Brian terdiam. Ia menunduk, tidak membalas tatapan Lyra.
Sementara Elara hanya bisa mengernyit, menatapnya penuh tanya.
“Menyatukan?” gumamnya pelan.
“Jadi yang tadi… bukan mimpi?”
Brian tak menoleh. Ia terus berjalan lebih dulu, meninggalkan mereka di belakang.
Arsen menatap punggungnya lama, lalu beralih pada Elara.
“Kamu gak papa?” tanyanya lembut.
Elara tersenyum tipis, berusaha tenang.
“Aku baik-baik saja, Arsen.”
Namun matanya tak bisa lepas dari Brian yang semakin menjauh di depan.

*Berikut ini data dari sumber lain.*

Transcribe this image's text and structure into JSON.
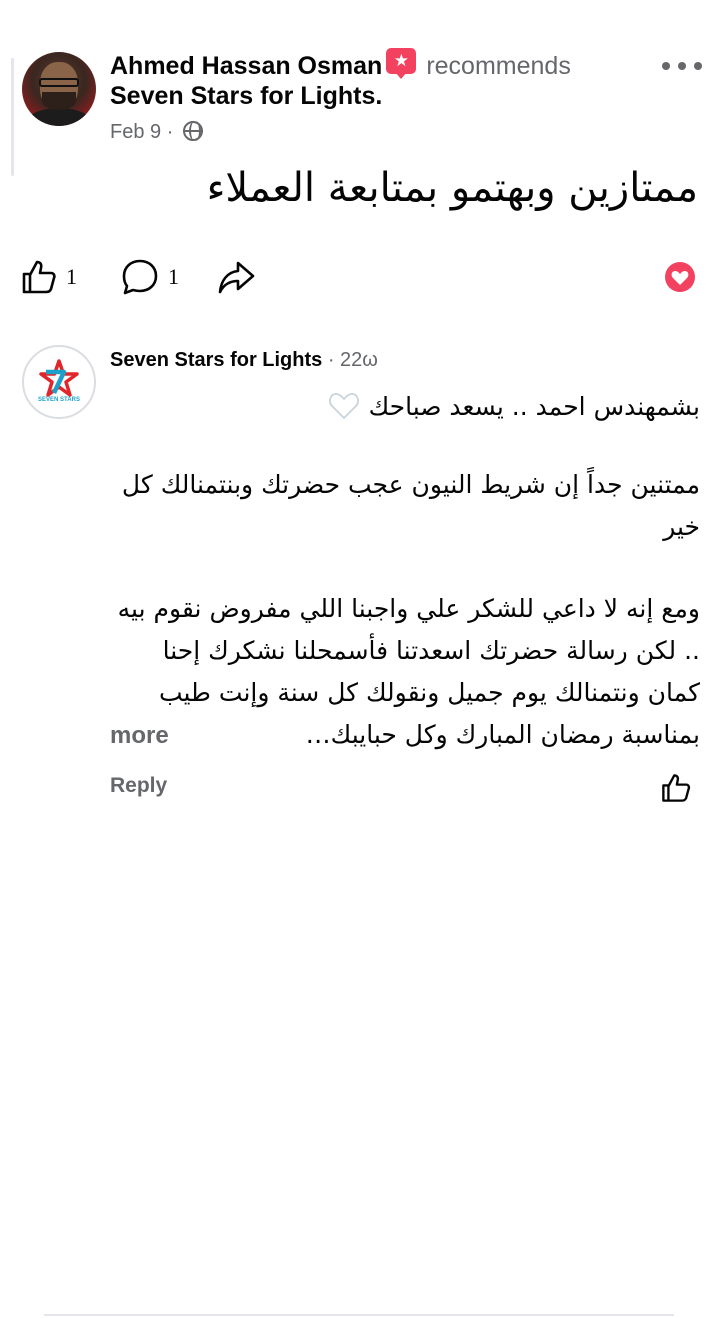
{
  "post": {
    "author": "Ahmed Hassan Osman",
    "action": "recommends",
    "page": "Seven Stars for Lights.",
    "date": "Feb 9",
    "dot": "·",
    "body": "ممتازين وبهتمو بمتابعة العملاء",
    "like_count": "1",
    "comment_count": "1"
  },
  "comment": {
    "author": "Seven Stars for Lights",
    "time": " · 22ω",
    "line1": "بشمهندس احمد .. يسعد صباحك",
    "para2": "ممتنين جداً إن شريط النيون عجب حضرتك وبنتمنالك كل خير",
    "para3": "ومع إنه لا داعي للشكر علي واجبنا اللي مفروض نقوم بيه .. لكن رسالة حضرتك اسعدتنا فأسمحلنا نشكرك إحنا كمان ونتمنالك يوم جميل ونقولك كل سنة وإنت طيب",
    "para3_last": "بمناسبة رمضان المبارك وكل حبايبك…",
    "see_more": "more",
    "reply": "Reply",
    "logo_text": "SEVEN STARS"
  },
  "icons": {
    "recommend": "recommend-badge-icon",
    "globe": "globe-icon",
    "more": "more-options-icon",
    "like": "thumbs-up-icon",
    "comment": "comment-bubble-icon",
    "share": "share-arrow-icon",
    "love": "love-reaction-icon",
    "white_heart": "white-heart-icon"
  },
  "colors": {
    "text": "#050505",
    "secondary": "#65676b",
    "love": "#f3425f",
    "logo_red": "#e0262b",
    "logo_blue": "#1ea1c8"
  }
}
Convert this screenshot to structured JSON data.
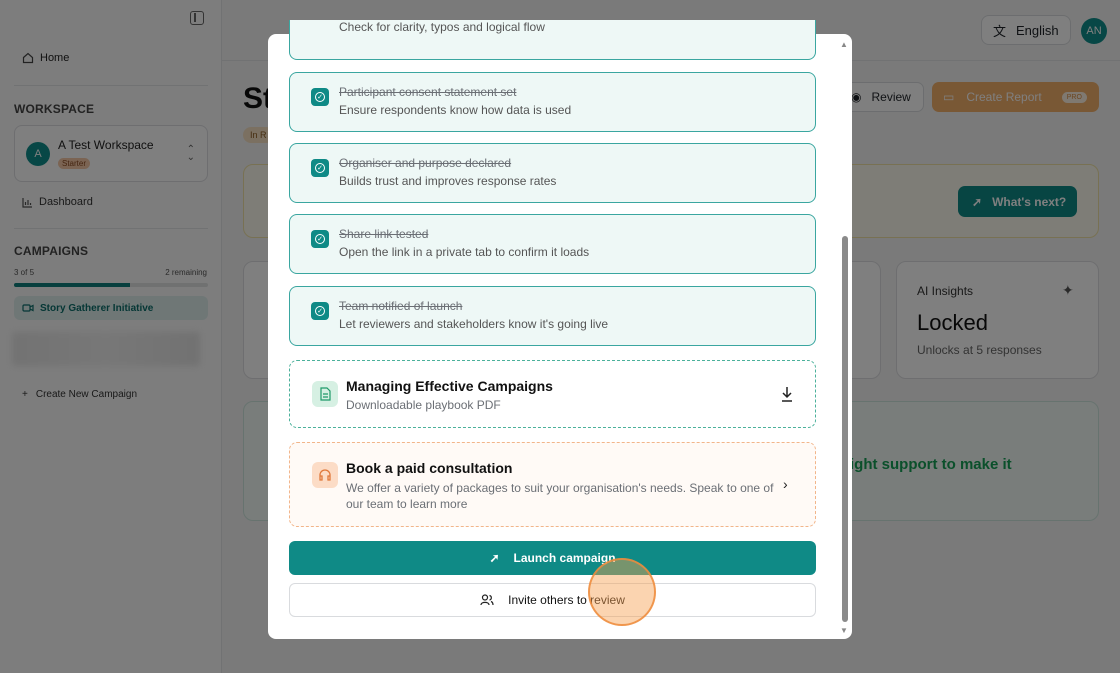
{
  "sidebar": {
    "home_label": "Home",
    "workspace_heading": "WORKSPACE",
    "workspace": {
      "initial": "A",
      "name": "A Test Workspace",
      "plan_badge": "Starter"
    },
    "dashboard_label": "Dashboard",
    "campaigns_heading": "CAMPAIGNS",
    "progress": {
      "left_text": "3 of 5",
      "right_text": "2 remaining",
      "fraction": 0.6
    },
    "active_campaign": "Story Gatherer Initiative",
    "create_campaign": "Create New Campaign"
  },
  "header": {
    "language": "English",
    "user_initials": "AN",
    "page_title": "St",
    "status_tag": "In R",
    "review_label": "Review",
    "create_report_label": "Create Report",
    "pro_badge": "PRO"
  },
  "banner": {
    "next_label": "What's next?"
  },
  "ai_insights": {
    "title": "AI Insights",
    "value": "Locked",
    "subtitle": "Unlocks at 5 responses"
  },
  "support": {
    "text": "ight support to make it"
  },
  "modal": {
    "partial_item_sub": "Check for clarity, typos and logical flow",
    "checklist": [
      {
        "title": "Participant consent statement set",
        "sub": "Ensure respondents know how data is used"
      },
      {
        "title": "Organiser and purpose declared",
        "sub": "Builds trust and improves response rates"
      },
      {
        "title": "Share link tested",
        "sub": "Open the link in a private tab to confirm it loads"
      },
      {
        "title": "Team notified of launch",
        "sub": "Let reviewers and stakeholders know it's going live"
      }
    ],
    "resource": {
      "title": "Managing Effective Campaigns",
      "sub": "Downloadable playbook PDF"
    },
    "consultation": {
      "title": "Book a paid consultation",
      "sub": "We offer a variety of packages to suit your organisation's needs. Speak to one of our team to learn more"
    },
    "launch_label": "Launch campaign",
    "invite_label": "Invite others to review"
  },
  "colors": {
    "teal": "#0f8a86",
    "orange": "#f3b06b"
  }
}
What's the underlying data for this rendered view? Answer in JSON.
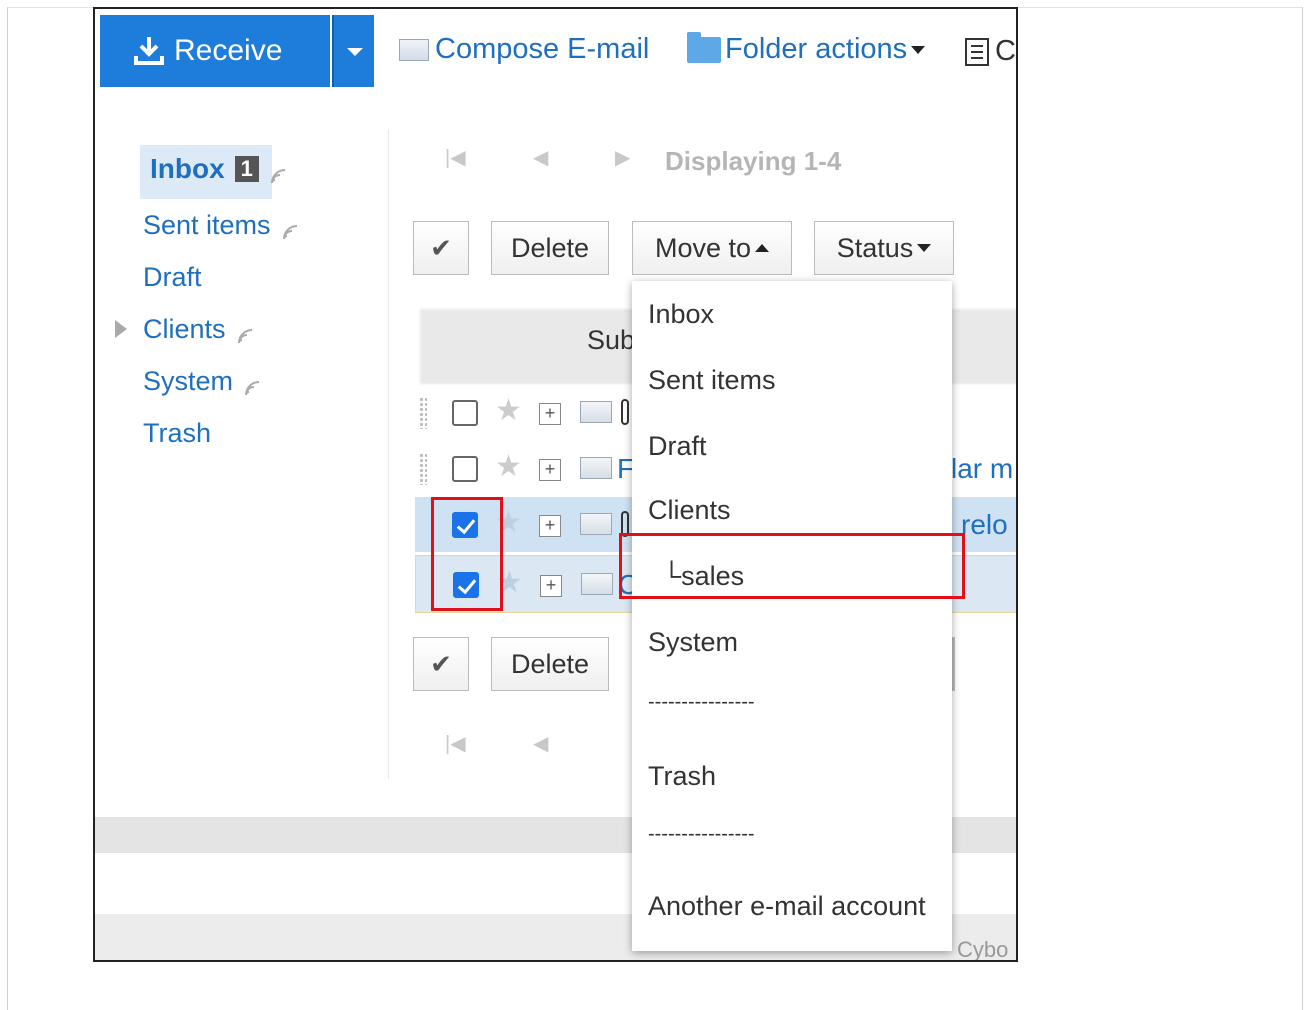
{
  "toolbar": {
    "receive_label": "Receive",
    "compose_label": "Compose E-mail",
    "folder_actions_label": "Folder actions",
    "cut_label": "C"
  },
  "sidebar": {
    "items": [
      {
        "label": "Inbox",
        "badge": "1"
      },
      {
        "label": "Sent items"
      },
      {
        "label": "Draft"
      },
      {
        "label": "Clients"
      },
      {
        "label": "System"
      },
      {
        "label": "Trash"
      }
    ]
  },
  "content": {
    "paging_first": "|◀",
    "paging_prev": "◀",
    "paging_next": "▶",
    "displaying": "Displaying 1-4",
    "delete_label": "Delete",
    "move_to_label": "Move to",
    "status_label": "Status",
    "subject_header_fragment": "Sub",
    "rows": [
      {
        "checked": false,
        "text_left": "",
        "text_right": ""
      },
      {
        "checked": false,
        "text_left": "F",
        "text_right": "lar m"
      },
      {
        "checked": true,
        "text_left": "",
        "text_right": "relo"
      },
      {
        "checked": true,
        "text_left": "C",
        "text_right": ""
      }
    ],
    "footer_fragment": "Cybo"
  },
  "move_menu": {
    "items": [
      "Inbox",
      "Sent items",
      "Draft",
      "Clients",
      "└sales",
      "System",
      "----------------",
      "Trash",
      "----------------",
      "Another e-mail account"
    ],
    "highlighted": "└sales"
  },
  "colors": {
    "accent_blue": "#1e7ddb",
    "link_blue": "#1f6fbf",
    "highlight_red": "#e0101a",
    "selected_row": "#cfe2f3"
  }
}
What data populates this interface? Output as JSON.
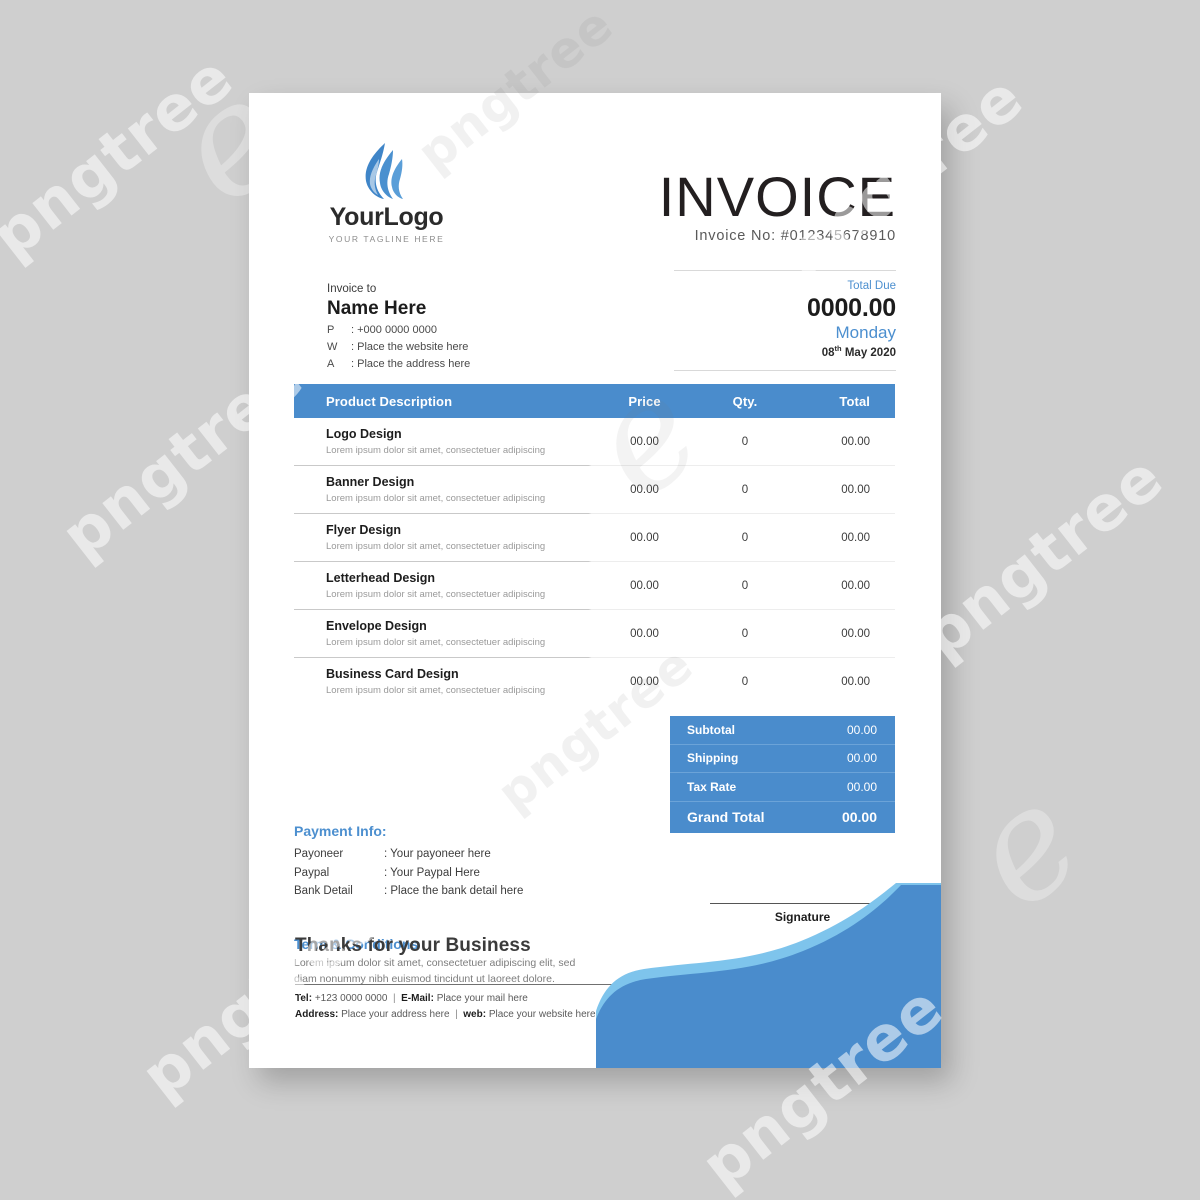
{
  "colors": {
    "accent_blue": "#4a8ccc",
    "accent_blue_light": "#7ec4ec",
    "text_blue": "#4c8fcf",
    "page_background": "#cfcfcf"
  },
  "watermark": {
    "text": "pngtree",
    "mark": "e"
  },
  "header": {
    "logo_name": "YourLogo",
    "logo_tagline": "YOUR TAGLINE HERE",
    "logo_icon": "flame-icon",
    "title": "INVOICE",
    "invoice_number_label": "Invoice No: #012345678910"
  },
  "bill_to": {
    "label": "Invoice to",
    "name": "Name Here",
    "lines": [
      {
        "key": "P",
        "value": ": +000 0000 0000"
      },
      {
        "key": "W",
        "value": ": Place the website here"
      },
      {
        "key": "A",
        "value": ": Place the address here"
      }
    ]
  },
  "total_due": {
    "label": "Total Due",
    "amount": "0000.00",
    "day": "Monday",
    "date_number": "08",
    "date_suffix": "th",
    "date_rest": "May 2020"
  },
  "items_table": {
    "columns": {
      "description": "Product Description",
      "price": "Price",
      "qty": "Qty.",
      "total": "Total"
    },
    "rows": [
      {
        "name": "Logo Design",
        "sub": "Lorem ipsum dolor sit amet, consectetuer adipiscing",
        "price": "00.00",
        "qty": "0",
        "total": "00.00"
      },
      {
        "name": "Banner Design",
        "sub": "Lorem ipsum dolor sit amet, consectetuer adipiscing",
        "price": "00.00",
        "qty": "0",
        "total": "00.00"
      },
      {
        "name": "Flyer Design",
        "sub": "Lorem ipsum dolor sit amet, consectetuer adipiscing",
        "price": "00.00",
        "qty": "0",
        "total": "00.00"
      },
      {
        "name": "Letterhead Design",
        "sub": "Lorem ipsum dolor sit amet, consectetuer adipiscing",
        "price": "00.00",
        "qty": "0",
        "total": "00.00"
      },
      {
        "name": "Envelope Design",
        "sub": "Lorem ipsum dolor sit amet, consectetuer adipiscing",
        "price": "00.00",
        "qty": "0",
        "total": "00.00"
      },
      {
        "name": "Business Card Design",
        "sub": "Lorem ipsum dolor sit amet, consectetuer adipiscing",
        "price": "00.00",
        "qty": "0",
        "total": "00.00"
      }
    ]
  },
  "payment_info": {
    "title": "Payment Info:",
    "lines": [
      {
        "key": "Payoneer",
        "value": ": Your payoneer here"
      },
      {
        "key": "Paypal",
        "value": ": Your Paypal Here"
      },
      {
        "key": "Bank Detail",
        "value": ": Place the bank detail here"
      }
    ]
  },
  "totals": {
    "rows": [
      {
        "label": "Subtotal",
        "value": "00.00"
      },
      {
        "label": "Shipping",
        "value": "00.00"
      },
      {
        "label": "Tax Rate",
        "value": "00.00"
      }
    ],
    "grand": {
      "label": "Grand Total",
      "value": "00.00"
    }
  },
  "terms": {
    "title": "Term & Conditions",
    "line1": "Lorem ipsum dolor sit amet, consectetuer adipiscing elit, sed",
    "line2": "diam nonummy nibh euismod tincidunt ut laoreet dolore."
  },
  "signature": {
    "label": "Signature"
  },
  "thanks": {
    "text": "Thanks for your Business"
  },
  "footer": {
    "tel_label": "Tel:",
    "tel_value": "+123 0000 0000",
    "email_label": "E-Mail:",
    "email_value": "Place your mail here",
    "address_label": "Address:",
    "address_value": "Place your address here",
    "web_label": "web:",
    "web_value": "Place your website here",
    "separator": "|"
  }
}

Ada sesuatu yang berbeda padanya , auranya, langkahnya, bahkan caranya menatap tanah seperti sedang menimbang sesuatu yang berat.
“Kayanya tadi kloningannya…” gumam Elara lirih tanpa sadar.
Ia berjalan lebih cepat, lalu spontan mencoba menyentuh tangan Arsen, tapi
Tangannya tembus tidak dapat menyentuhnya seperti tersengat listrik.
Tidak ada sensasi fisik, tidak ada sentuhan apapun.
Elara membeku.
“Kenapa… masih gak bisa?” pikirnya cemas.
Ia berlari kecil ke arah Dorion yang berjalan di sisi depan.
“Dorion!” panggilnya.
Dorion menoleh cepat.
“Ada apa?”
Elara langsung meraih tangan Dorion tapi lagi-lagi, tangannya merasa seperti tersengat listrik, Dorion seperti bayangan.
Ia mundur dua langkah, wajahnya berubah pucat.
“Apa hanya… sama Brian saja?” gumamnya pelan, matanya bergetar.
“Ada apa?” tanya Arsen mendekat lagi.
Elara menoleh padanya, cepat-cepat memaksa senyum.
“Tidak apa-apa,” katanya sambil menunduk.
Namun di dalam hatinya, ia tahu
Ada sesuatu yang tersisa dari dunia duplikat itu.
Sesuatu yang membuatnya masih terikat pada Brian,
dan terpisah dari semua yang lain.
Langit sore di atas mereka perlahan berubah menjadi malam.
Tapi di genggaman samar Elara, masih terasa sisa hangat ,
hangat dari tangan Brian yang tadi menyalamatkannya.